The Ukase of 1821 (Указ 1821 года) was a Russian proclamation (a ukase) of territorial sovereignty over northwestern North America, roughly present-day Alaska and most of the Pacific Northwest. The ukase was declared on September 4, 1821 (O. S.).

== Jurisdiction ==
The first section of the ukase stated that "the pursuits of commerce, whaling, fishing and other industry, on all islands, ports and gulfs, including the whole north-west coast of North America to the 45°50′ north latitude, are all included in this edict for the purpose of granting the same exclusivity to Russian subjects". The second section "prohibits all foreign vessels not only from landing on the coasts and islands belonging to Russia, but, also, does not permit them to approach these islands and coasts within less than one hundred Italian miles, without the vessels being subject to confiscation, along with the whole cargo" (one Italian mile was 2,025 yards/1,852 meters).

The southward limit of Russian territorial claim - to south of the mouth of the Columbia - was revised in light of initial protests by the US and Britain to 51° N latitude, known as "the line of the Emperor Paul", first having been established by the Ukase of 1799 during the reign of Emperor Paul I of Russia. "The line of the Emperor Paul" boundary had been revised northward to 55° north latitude in 1802 (51° N latitude corresponds, roughly, to the northern tip of Vancouver Island at Cape Scott). American and British diplomats and commentators strenuously objected to news of the Ukase of 1821, noting that American, British and French fur-trading vessels had frequented Norfolk Sound (Sitka Sound) before Russia had ever extended its claim eastward; the British pointed out that the landings and explorations of Captains Cook and Vancouver pre-dated any Russian assertion of sovereignty, and claimed (controversially) that British vessels had pioneered the region's fur trade before those of any other nation.
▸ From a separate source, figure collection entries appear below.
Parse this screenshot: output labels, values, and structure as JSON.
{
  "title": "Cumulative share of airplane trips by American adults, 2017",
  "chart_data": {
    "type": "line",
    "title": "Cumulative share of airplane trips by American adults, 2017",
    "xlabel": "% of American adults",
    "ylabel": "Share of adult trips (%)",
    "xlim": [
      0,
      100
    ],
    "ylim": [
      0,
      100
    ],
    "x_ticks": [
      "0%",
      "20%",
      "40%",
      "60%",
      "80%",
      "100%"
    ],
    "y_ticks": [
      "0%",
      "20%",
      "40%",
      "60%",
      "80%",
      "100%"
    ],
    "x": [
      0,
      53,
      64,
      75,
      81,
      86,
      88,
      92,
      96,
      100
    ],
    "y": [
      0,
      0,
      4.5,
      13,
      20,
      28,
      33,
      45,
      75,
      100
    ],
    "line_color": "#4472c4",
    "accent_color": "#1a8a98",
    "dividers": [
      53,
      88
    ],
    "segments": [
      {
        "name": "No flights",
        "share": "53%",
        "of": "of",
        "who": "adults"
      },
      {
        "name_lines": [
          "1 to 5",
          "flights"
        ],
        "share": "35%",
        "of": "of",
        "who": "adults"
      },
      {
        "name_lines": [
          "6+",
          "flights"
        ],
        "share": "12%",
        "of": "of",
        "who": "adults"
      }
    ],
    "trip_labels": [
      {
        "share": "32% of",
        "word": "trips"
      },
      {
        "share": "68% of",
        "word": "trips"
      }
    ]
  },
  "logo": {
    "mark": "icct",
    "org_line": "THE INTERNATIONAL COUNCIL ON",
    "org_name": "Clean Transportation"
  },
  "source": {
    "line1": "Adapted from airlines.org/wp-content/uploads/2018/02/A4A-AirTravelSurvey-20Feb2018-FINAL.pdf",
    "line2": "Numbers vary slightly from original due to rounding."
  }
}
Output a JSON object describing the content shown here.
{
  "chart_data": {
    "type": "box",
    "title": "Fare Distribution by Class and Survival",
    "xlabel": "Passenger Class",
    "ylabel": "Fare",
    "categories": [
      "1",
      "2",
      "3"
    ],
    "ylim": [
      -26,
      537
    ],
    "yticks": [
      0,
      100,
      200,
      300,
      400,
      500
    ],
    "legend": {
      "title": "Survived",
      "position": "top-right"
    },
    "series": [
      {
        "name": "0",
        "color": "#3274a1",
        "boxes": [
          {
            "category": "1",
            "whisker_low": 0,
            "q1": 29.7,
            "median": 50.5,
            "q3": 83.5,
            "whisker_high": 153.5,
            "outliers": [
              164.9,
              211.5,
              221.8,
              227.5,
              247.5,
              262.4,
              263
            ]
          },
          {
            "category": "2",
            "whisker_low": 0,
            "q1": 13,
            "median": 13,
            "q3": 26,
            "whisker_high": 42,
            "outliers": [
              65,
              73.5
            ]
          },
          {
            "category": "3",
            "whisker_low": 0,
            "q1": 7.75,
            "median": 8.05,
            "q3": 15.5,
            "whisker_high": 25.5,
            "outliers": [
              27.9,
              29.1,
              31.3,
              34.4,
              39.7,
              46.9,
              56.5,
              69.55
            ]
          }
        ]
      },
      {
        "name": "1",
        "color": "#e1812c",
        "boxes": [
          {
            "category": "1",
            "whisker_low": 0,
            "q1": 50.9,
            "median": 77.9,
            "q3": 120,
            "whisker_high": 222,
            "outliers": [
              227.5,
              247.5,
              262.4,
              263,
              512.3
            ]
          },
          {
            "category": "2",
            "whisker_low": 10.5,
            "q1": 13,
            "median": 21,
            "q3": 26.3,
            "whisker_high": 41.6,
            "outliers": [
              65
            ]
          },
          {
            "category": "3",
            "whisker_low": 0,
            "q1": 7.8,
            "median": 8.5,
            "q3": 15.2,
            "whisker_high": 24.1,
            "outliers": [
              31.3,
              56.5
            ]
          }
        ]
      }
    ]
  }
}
Extended negotiations and exchanges of diplomatic notes and missions by Great Britain and the U.S.A. led to the signing of both the Russo-American Treaty of 1824 and the Anglo-Russian Convention of 1825. In them Russia agreed to cede all claims south of 54°40′ N latitude. The 54°40′ N latitude line was proposed by the British, as general negotiations had focussed on 55° north latitude, but part of the Russian terms was a desire to retain all of Prince of Wales Island, the southern tip of which is at 54°40′ N latitude. British diplomats were less concerned about any eventual land boundary than they were about freedom of navigation in the North Pacific. In addition to the adjustment to include all of Prince of Wales Island within the Russian sphere, the Anglo-Russian Convention of 1825 also established the principle of the lisière, a vaguely defined strip of mainland extending inland ten leagues from the sea, and also included wording concerning the marine boundary north from Prince of Wales Island's southern tip. The latter items mentioned figured prominently in the Alaska boundary dispute of 1821–1903.

== Consequences ==
The only attempt to enforce the ukase occurred in 1822, when the Russian sloop Apollon seized the American ship Pearl on its way from Boston to Novoarkhangelsk (now known as Sitka, Alaska). When the American government protested, the vessel was released and compensation was paid for the detention.

Washington responded to Russia's 1821 ukase in the Monroe Doctrine, promulgated in 1823.